A clinical study of 116 healthy boys aged 8-19 yr. UGT2B17 genotyping was performed using quantitative PCR. Serum FSH, LH, T, estradiol (E2), and SHBG were analyzed by immunoassays, and urinary levels of androgen metabolites were quantitated by gas chromatography/mass spectrometry in all subjects.

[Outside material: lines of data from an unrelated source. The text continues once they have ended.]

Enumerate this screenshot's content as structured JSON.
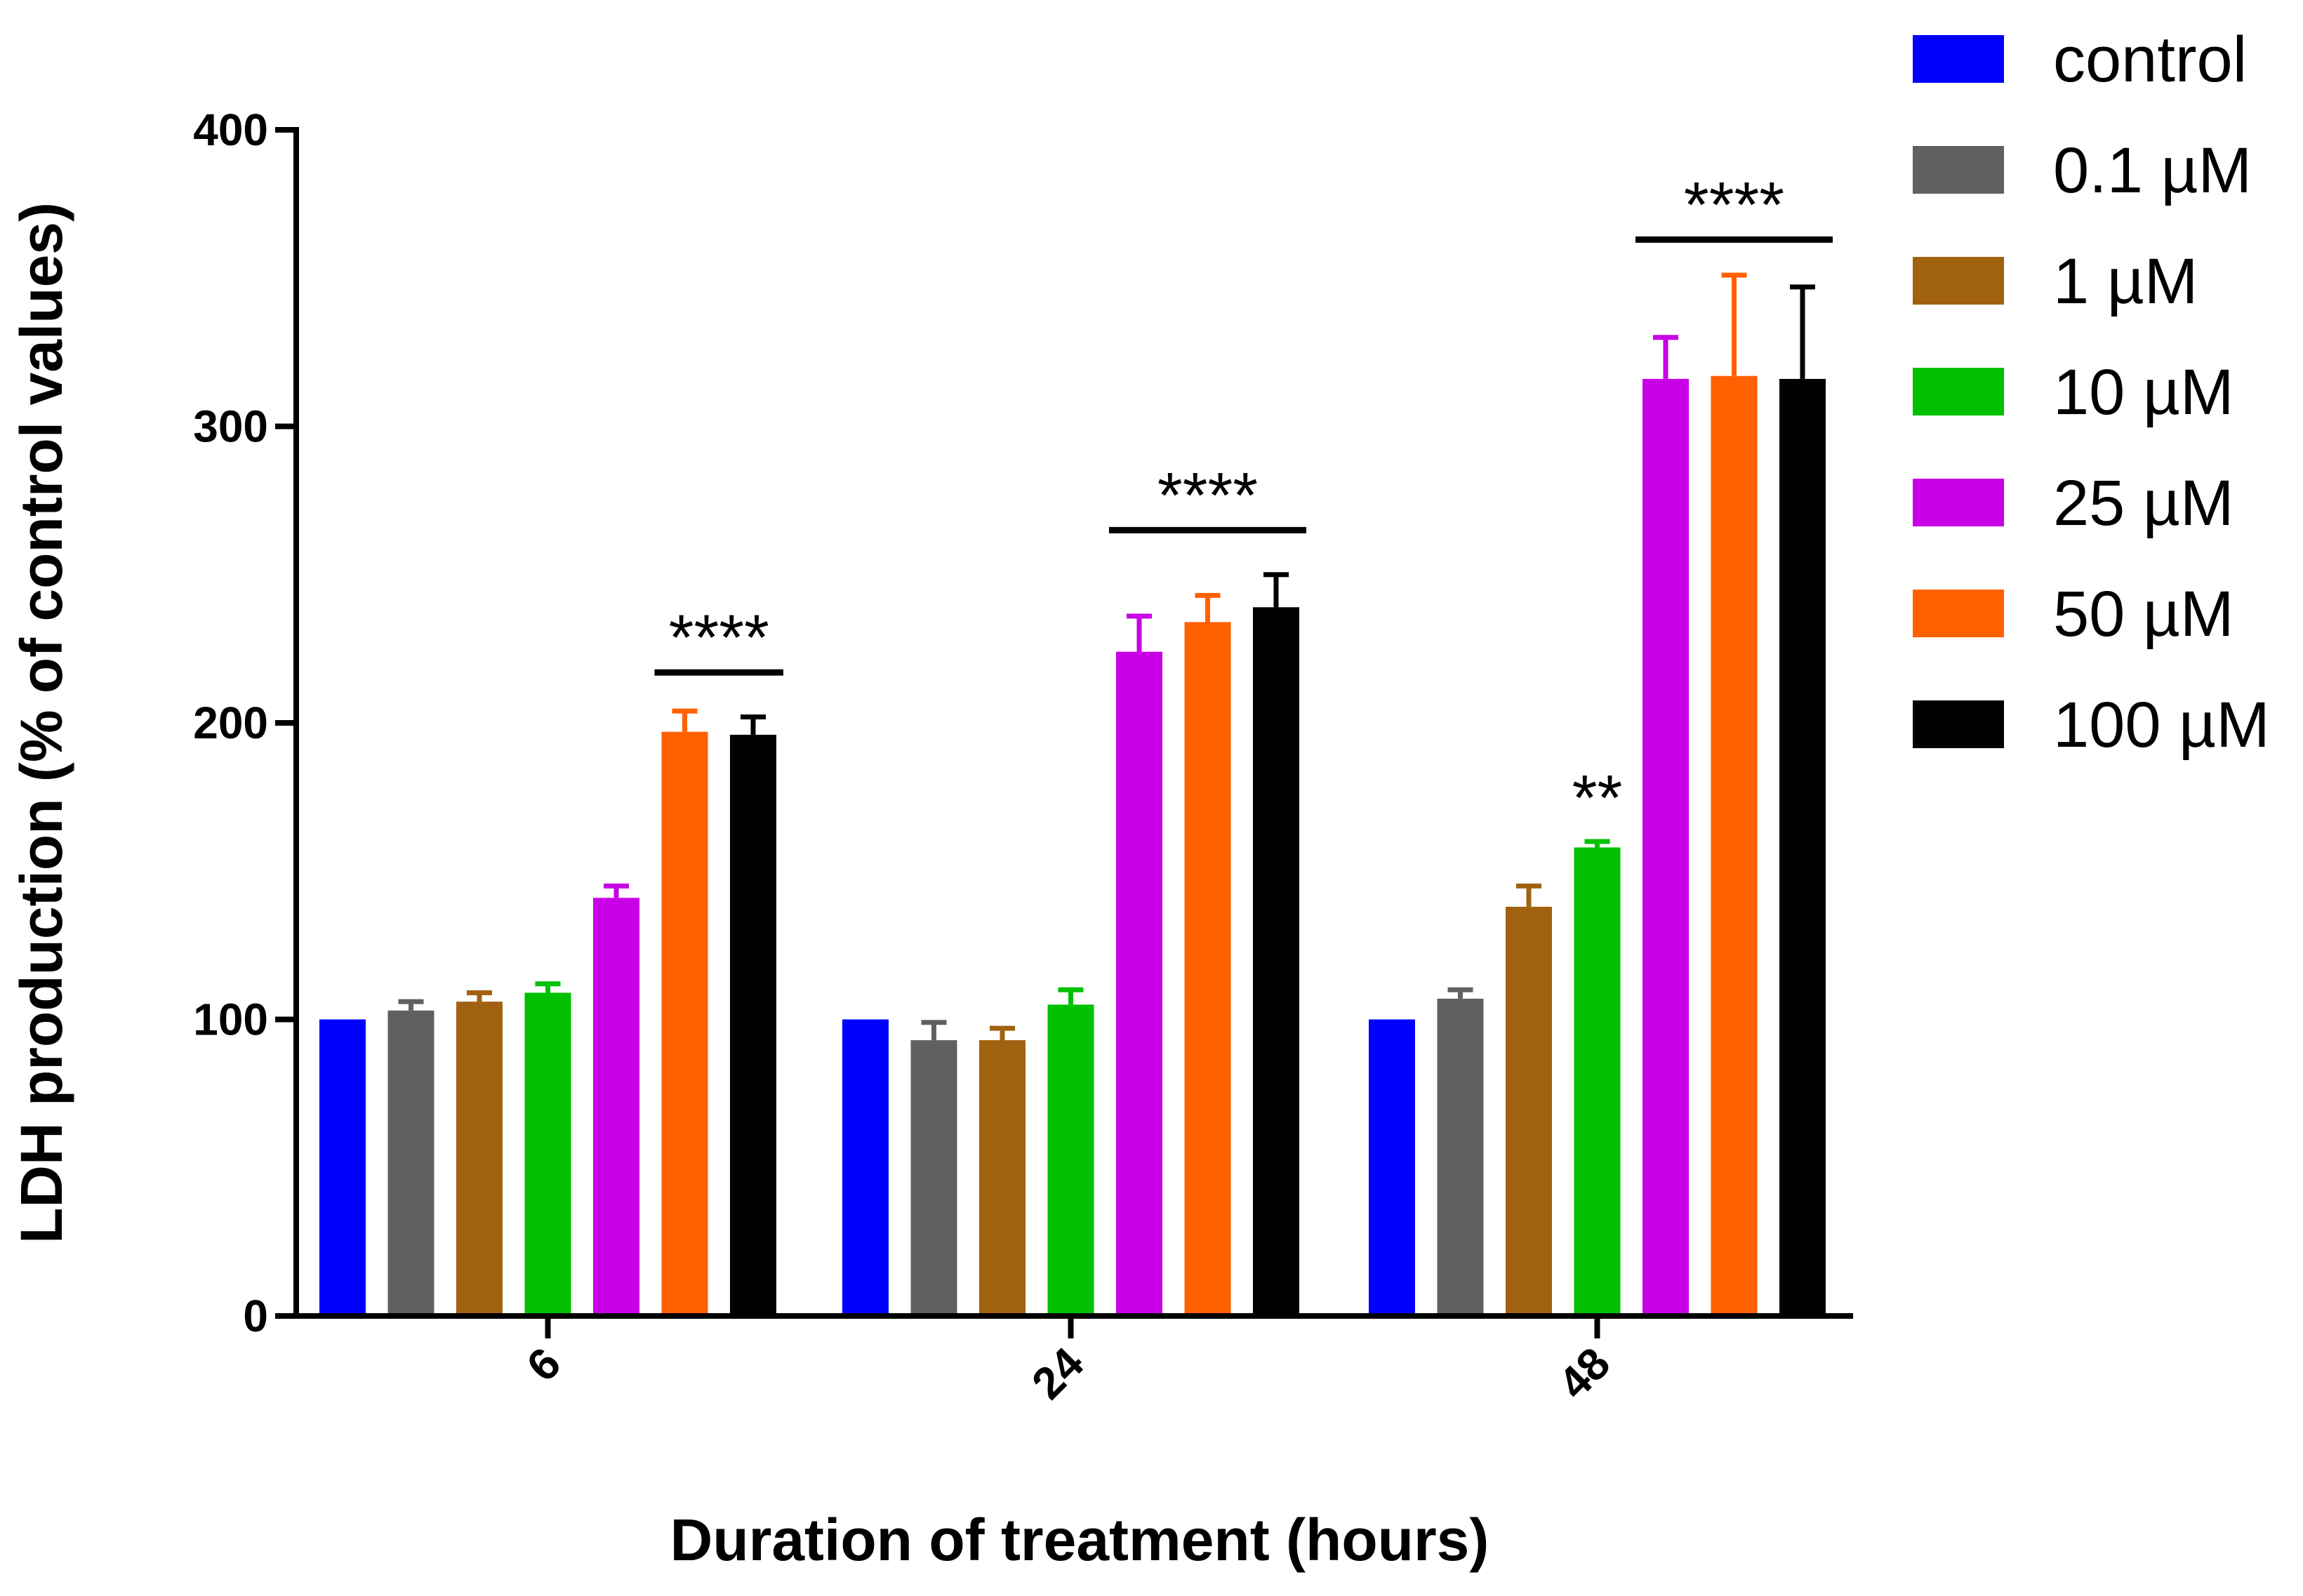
{
  "chart_data": {
    "type": "bar",
    "title": "",
    "xlabel": "Duration of treatment (hours)",
    "ylabel": "LDH production (% of control values)",
    "ylim": [
      0,
      400
    ],
    "yticks": [
      "0",
      "100",
      "200",
      "300",
      "400"
    ],
    "categories": [
      "6",
      "24",
      "48"
    ],
    "series": [
      {
        "name": "control",
        "color": "#0000ff",
        "values": [
          100,
          100,
          100
        ],
        "errors": [
          0,
          0,
          0
        ]
      },
      {
        "name": "0.1 µM",
        "color": "#606060",
        "values": [
          103,
          93,
          107
        ],
        "errors": [
          3,
          6,
          3
        ]
      },
      {
        "name": "1 µM",
        "color": "#a0620f",
        "values": [
          106,
          93,
          138
        ],
        "errors": [
          3,
          4,
          7
        ]
      },
      {
        "name": "10 µM",
        "color": "#00c000",
        "values": [
          109,
          105,
          158
        ],
        "errors": [
          3,
          5,
          2
        ]
      },
      {
        "name": "25 µM",
        "color": "#c800e6",
        "values": [
          141,
          224,
          316
        ],
        "errors": [
          4,
          12,
          14
        ]
      },
      {
        "name": "50 µM",
        "color": "#ff6000",
        "values": [
          197,
          234,
          317
        ],
        "errors": [
          7,
          9,
          34
        ]
      },
      {
        "name": "100 µM",
        "color": "#000000",
        "values": [
          196,
          239,
          316
        ],
        "errors": [
          6,
          11,
          31
        ]
      }
    ],
    "annotations": [
      {
        "text": "****",
        "category": "6",
        "from_series": 5,
        "to_series": 6,
        "y": 217
      },
      {
        "text": "****",
        "category": "24",
        "from_series": 4,
        "to_series": 6,
        "y": 265
      },
      {
        "text": "**",
        "category": "48",
        "from_series": 3,
        "to_series": 3,
        "y": 172
      },
      {
        "text": "****",
        "category": "48",
        "from_series": 4,
        "to_series": 6,
        "y": 363
      }
    ]
  }
}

Ten of 116 subjects (9%) presented with a homozygote deletion of the UGT2B17 gene (del/del), whereas 52 and 54 boys were hetero- and homozygous carriers of the UGT2B17 gene (del/ins and ins/ins), respectively. None of the reproductive hormones were affected by UGT2B17 genotype. In all subjects, mean urinary T/epitestosterone ratio was 1.56 [1.14 (SD); 0.1-6.9 (range)] and unaffected by age or pubertal stage. Subjects with homozygous deletions of UGT2B17 had significantly lower urinary levels of T and 5alpha- and 5beta-androstanediol. Mean urinary T/epitestosterone was significantly reduced in del/del subjects [0.29 (0.30); 0.1-1.0 (range), P < 0.0001].
In pubertal boys, a common homozygous deletion in the UGT2B17 gene strongly affected urinary excretion pattern of androgen metabolites but did not influence circulating androgen levels.